Jeden na pastę/peeling z migdałów. Wyszedł mi trochę bardziej peeling, ale to nawet lepiej. Pewnie wiele dziewczyn go zna, bo się pojawił ostatnio na blogu u Aliny Rose ;)
Ja zrobiłam go z następujących składników:
- migdały (około 100g)
- olej z orzechów włoskich
- trochę miodu
- trochę kawy
- na zdjęciu widnieje również opakowanie po masełku z TBS 50ml, które wykorzystam jako opakowanie na ten peeling.
Migdały trzeba zmielić, trochę żałuję, bo zmieliłam je tylko raz i zostały takie większe grudki, ale trudno następnym razem się poprawię :)
Do tego dodałam olej, to już opcjonalnie, tak aby się ładnie ugniotło. Około łyżeczki miodu i około dwóch łyżek kawy.
I oto co otrzymałam. Troszkę zrobiłam za dużo i niestety musiałam wyrzucić, bo nie miałam większego opakowania...
Trzeba troszkę "urwać" tej masy i położyć na rękę. Polać wodą i rozsmarowywać po czym pasta się zacznie się rozpuszczać i wtedy używam na twarz przyciskając do buzi delikatnie, a nie masując (tak jak radziła Alina). Dopiero po chwili lekko masowałam jak peelingiem. Twarz jest taka mięciutka po użyciu i oczyszczona. Naprawdę super sprawa.
I ten zapach !!!
Kolejnym produktem jest płyn dwufazowy. Miałam resztkę hydrolatu z kwiatu pomarańczy i pomyślałam czemu by nie? Bo akurat kończy mi się moja dwufazówka. Więc do opakowania wlałam resztę hydrolatu.

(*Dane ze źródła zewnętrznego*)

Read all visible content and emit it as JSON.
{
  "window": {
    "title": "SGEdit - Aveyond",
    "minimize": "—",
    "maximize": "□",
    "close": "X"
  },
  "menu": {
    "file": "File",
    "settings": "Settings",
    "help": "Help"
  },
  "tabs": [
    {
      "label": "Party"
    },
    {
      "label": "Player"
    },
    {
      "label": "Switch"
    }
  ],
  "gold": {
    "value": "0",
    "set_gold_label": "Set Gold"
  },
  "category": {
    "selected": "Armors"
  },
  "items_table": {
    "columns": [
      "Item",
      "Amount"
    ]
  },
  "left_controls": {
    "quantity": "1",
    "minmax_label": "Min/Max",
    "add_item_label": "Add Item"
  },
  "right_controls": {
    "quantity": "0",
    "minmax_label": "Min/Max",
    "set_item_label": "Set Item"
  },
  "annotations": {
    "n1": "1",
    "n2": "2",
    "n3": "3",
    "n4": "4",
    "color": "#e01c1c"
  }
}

Następnie dolałam łyżeczkę oleju rycynowego i do pełna oleju z orzechów włoskich.
Tak prezentuje się mieszanka. Prawda, że proste ? :)
Pewnie wiele z Was zna już te przepisy, ale ja lubię na własnej skórze testować produkty takie samo robione i potem mieć swoje zdanie na ten temat :)
A Wy lubicie kosmetyki domowej roboty? :)
pozdrawiam,
Jeszcze nigdy nie próbowałam takich przepisów! Chyba się skuszę w przyszłości zrobić dwufazówkę ;)
OdpowiedzUsuńWarto próbować :)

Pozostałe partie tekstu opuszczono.